Le Minister Mentor, sir Anerood Jugnauth se prépare à s’attaquer à un agenda diplomatique et politique chargé jusqu’à septembre prochain. De retour d’une récente mission pour jauger de la Singapore Experience en matière de Public Security, de gestion de prison et de lutte contre la drogue, le No 3 du gouvernement de Pravind Jugnauth se retrouve avec une mission politique, présentée comme quasi impossible: conclure un deal aboutissant à une réforme du système électoral en profondeur incluant une dose de représentation proportionnelle, et cela, impérativement avant les prochaines législatives.

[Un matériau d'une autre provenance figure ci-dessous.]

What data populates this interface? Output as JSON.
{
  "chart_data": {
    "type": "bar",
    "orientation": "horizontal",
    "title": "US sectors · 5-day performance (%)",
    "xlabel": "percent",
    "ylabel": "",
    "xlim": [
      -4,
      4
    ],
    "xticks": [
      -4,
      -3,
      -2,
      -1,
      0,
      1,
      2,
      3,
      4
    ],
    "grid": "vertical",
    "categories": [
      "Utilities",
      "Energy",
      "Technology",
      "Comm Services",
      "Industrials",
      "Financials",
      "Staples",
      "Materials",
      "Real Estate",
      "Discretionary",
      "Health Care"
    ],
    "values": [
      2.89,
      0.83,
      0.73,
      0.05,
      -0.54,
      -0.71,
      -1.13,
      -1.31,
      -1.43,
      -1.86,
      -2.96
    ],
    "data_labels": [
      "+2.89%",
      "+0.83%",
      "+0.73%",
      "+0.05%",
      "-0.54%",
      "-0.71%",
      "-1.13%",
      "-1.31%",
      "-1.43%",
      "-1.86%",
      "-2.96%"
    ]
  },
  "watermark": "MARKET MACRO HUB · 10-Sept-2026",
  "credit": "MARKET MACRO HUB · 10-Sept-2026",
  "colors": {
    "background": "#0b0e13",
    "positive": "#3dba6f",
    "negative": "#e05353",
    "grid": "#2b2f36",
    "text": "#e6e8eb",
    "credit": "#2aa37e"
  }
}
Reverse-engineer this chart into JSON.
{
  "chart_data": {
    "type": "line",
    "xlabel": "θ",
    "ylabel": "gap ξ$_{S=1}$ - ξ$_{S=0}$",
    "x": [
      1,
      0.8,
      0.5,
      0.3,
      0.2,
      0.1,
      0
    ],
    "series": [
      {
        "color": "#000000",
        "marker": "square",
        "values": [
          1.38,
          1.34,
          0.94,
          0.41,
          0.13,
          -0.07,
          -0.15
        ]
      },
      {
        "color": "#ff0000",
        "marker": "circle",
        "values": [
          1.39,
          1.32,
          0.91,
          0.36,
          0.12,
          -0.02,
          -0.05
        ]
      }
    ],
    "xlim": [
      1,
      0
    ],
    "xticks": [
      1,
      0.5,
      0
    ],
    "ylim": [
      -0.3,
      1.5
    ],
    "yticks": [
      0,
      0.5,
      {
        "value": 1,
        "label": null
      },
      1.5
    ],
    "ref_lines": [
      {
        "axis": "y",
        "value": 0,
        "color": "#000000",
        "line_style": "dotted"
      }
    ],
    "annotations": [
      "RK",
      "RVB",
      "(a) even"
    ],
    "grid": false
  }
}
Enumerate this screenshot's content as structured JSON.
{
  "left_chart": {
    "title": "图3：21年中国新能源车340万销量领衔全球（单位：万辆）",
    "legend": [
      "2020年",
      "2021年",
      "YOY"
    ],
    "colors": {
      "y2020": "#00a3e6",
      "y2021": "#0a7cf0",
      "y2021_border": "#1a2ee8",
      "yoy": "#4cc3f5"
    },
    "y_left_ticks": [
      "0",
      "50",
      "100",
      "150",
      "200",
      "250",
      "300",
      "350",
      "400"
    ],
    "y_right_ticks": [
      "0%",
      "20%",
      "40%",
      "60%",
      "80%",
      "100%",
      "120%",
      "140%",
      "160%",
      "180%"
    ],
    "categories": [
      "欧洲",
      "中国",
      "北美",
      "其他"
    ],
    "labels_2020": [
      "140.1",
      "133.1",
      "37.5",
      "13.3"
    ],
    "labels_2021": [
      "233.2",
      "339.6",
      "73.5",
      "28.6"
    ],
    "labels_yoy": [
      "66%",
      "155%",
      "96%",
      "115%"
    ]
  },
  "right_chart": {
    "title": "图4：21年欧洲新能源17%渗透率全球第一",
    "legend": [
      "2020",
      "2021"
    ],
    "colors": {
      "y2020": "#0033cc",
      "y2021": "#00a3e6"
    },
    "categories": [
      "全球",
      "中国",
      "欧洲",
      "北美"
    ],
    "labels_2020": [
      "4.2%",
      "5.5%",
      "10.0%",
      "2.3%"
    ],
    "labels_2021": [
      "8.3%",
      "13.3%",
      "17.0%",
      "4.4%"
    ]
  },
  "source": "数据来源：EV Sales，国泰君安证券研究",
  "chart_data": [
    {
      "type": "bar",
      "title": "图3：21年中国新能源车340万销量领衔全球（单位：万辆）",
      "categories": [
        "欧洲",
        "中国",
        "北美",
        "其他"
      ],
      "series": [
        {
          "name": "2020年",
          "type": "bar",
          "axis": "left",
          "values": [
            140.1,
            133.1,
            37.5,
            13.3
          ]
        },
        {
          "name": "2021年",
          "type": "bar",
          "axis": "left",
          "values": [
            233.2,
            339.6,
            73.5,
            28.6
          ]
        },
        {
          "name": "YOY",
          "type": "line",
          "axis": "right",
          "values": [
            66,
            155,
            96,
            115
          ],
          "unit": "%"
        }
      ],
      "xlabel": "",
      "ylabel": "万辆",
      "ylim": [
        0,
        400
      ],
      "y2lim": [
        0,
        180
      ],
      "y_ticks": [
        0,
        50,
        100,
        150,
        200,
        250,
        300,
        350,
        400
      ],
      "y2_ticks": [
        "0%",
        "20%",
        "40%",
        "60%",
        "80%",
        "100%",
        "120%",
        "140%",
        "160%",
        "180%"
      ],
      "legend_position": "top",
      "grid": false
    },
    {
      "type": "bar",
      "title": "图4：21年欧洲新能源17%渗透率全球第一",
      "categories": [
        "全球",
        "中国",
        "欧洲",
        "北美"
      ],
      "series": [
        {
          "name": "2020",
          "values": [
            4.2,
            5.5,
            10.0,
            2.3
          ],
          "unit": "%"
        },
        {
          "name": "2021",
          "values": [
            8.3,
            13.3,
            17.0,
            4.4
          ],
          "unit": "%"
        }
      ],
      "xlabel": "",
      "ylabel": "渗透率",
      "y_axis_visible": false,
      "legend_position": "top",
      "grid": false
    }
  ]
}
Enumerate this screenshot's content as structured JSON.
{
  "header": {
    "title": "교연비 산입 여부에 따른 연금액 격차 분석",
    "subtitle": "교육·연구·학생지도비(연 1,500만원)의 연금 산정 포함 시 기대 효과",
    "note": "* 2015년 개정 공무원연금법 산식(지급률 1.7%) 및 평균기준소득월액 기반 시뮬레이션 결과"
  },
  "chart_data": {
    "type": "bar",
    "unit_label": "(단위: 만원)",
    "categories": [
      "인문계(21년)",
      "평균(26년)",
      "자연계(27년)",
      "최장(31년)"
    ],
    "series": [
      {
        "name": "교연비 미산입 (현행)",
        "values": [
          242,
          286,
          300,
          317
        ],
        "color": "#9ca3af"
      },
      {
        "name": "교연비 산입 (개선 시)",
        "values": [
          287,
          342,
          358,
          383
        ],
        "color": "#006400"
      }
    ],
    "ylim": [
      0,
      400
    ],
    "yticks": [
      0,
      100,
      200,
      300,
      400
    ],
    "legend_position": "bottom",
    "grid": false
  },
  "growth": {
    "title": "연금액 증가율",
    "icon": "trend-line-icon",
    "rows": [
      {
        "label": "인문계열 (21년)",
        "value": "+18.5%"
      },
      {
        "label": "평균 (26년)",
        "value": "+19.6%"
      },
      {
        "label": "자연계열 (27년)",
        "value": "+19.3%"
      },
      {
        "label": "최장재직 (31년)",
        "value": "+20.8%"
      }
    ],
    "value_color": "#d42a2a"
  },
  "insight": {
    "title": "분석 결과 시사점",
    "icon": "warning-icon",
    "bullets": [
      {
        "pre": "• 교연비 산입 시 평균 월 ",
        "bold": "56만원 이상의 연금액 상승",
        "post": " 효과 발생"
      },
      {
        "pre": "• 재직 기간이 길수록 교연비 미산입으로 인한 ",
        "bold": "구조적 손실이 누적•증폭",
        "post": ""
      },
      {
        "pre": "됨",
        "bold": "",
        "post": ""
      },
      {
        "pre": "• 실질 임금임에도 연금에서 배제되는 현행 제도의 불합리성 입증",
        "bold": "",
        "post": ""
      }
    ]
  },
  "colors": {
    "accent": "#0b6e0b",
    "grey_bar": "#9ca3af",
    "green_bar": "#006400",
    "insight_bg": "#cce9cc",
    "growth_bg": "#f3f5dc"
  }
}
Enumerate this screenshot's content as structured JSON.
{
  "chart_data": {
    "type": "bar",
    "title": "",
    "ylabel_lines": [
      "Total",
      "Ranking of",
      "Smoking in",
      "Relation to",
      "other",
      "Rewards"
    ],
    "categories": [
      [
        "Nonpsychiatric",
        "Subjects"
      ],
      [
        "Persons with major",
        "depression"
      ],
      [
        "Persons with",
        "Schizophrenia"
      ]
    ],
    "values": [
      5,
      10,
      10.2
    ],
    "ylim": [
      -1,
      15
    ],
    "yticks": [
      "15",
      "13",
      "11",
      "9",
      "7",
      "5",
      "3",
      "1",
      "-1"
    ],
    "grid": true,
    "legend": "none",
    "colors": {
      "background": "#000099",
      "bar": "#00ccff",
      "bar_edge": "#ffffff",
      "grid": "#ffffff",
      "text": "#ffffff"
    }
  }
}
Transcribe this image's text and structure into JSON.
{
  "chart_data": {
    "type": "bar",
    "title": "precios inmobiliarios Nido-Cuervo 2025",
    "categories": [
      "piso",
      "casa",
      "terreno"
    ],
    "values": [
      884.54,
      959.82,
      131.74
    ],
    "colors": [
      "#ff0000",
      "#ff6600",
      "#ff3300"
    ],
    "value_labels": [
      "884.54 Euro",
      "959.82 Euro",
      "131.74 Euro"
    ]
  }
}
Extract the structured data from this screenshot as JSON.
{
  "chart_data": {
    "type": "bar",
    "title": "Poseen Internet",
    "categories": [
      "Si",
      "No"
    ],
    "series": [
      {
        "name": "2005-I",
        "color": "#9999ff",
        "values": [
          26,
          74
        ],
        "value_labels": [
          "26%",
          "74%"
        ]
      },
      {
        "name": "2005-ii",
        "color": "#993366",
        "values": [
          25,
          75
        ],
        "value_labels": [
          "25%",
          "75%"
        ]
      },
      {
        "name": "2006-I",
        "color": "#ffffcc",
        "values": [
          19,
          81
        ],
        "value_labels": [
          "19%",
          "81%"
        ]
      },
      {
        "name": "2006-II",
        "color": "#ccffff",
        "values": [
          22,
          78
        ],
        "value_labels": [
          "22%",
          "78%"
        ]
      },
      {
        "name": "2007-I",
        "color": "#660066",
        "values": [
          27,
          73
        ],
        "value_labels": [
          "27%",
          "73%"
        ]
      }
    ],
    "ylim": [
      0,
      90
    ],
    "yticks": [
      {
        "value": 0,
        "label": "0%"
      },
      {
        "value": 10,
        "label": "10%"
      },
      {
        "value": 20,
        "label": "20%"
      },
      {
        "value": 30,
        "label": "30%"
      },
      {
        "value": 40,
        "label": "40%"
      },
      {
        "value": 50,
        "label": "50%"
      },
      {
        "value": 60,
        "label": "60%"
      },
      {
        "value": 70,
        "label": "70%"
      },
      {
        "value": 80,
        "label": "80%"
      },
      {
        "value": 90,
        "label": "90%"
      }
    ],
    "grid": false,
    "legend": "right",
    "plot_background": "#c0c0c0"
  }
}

En complément à la présidence du comité ministériel sur la réforme électorale, sir Anerood sera le porte-drapeau de Maurice devant le Full Bench de la Cour internationale de Justice de La-Haye à partir du 3 septembre dans le cadre de la demande d’avis consultatif de la CIJ sur les effets juridiques de la séparation de l’archipel des Chagos de Maurice en 1965.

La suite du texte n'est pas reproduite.